In the hair follicle, key genes have already been identified, that when pathologically mutated, result in hair growth dysfunction. There are any number of hair loss diseases and most are mediated in some manner by genetic events. Common pattern hair loss happens to be a disorder where a number of genes effectively conspire to gang up on susceptible scalp hair follicles causing them to whither and die. Correcting these genetic errors, gene by gene, is high on the list of those molecular biologists focused on the problem at hand.



Hair cloning takes a different approach to the challenge in that rather than reprograming defective cellular machinery, brand new hair follicles are grown as complete organ structures from a carefully selected population of stem cells in vitro. These stem cells are extracted from whatever viable donor hair remains and amplified under culture conditions so that they become numerous. The cells are then subjected to growth factors and other stimuli whereby entire hair follicles are created in a three dimensional in vitro setting.

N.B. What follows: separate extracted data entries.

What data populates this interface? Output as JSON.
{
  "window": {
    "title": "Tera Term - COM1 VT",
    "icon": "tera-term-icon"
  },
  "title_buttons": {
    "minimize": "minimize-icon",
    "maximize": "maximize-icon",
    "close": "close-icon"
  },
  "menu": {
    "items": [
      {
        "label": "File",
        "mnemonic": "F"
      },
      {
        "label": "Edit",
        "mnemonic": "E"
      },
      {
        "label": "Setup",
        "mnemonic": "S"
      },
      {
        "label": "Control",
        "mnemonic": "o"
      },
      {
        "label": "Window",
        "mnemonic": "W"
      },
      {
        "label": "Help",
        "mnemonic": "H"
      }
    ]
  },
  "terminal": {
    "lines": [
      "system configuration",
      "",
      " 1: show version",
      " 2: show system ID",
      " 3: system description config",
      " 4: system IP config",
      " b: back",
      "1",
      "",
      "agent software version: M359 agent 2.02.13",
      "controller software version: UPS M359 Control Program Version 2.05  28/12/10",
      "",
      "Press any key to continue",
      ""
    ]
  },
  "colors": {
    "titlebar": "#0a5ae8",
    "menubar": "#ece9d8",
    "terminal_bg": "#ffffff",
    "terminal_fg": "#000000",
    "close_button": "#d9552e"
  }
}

Ultimately, when viable, these newly grown hair follicles will be inserted into the denuded areas of the scalp where, presumably, they will happily and vigorously recapitulate a pattern of healthy hair growth. This amazing feat will require a synthesis of molecular biology, proteomics, 3D tissue scaffolding, and other marvels of 21st Century science. To cite but one facet of the daunting complexity, we will need to have an exquisitely detailed understanding of extra-cellular matrix protein dynamics such that the new hair follicle's structural axis and polarity may be properly aligned. Let's go through that concept again, but this time using an easy, albeit imperfect, analogy.



Imagine, for a moment that you are trying to create a new onion from onion stem cells. At some point in the process you'll probably want to make sure that the roots are pointing down and the stalk is pointing up, so that you don't plant your onions upside down. Same principles apply here. All the parts and pieces need to fit together correctly so that the machine works as it should. Using this crude analogy we can begin to appreciate some of the challenges of working in three dimensions that do not occur when, for example, growing a simple monolayer of cells in a petri dish.



Monumental challenges notwithstanding, the odds are reasonably good that in the coming decade, one or both of these approaches will constitute the new state-of-the-art in hair restoration methodology.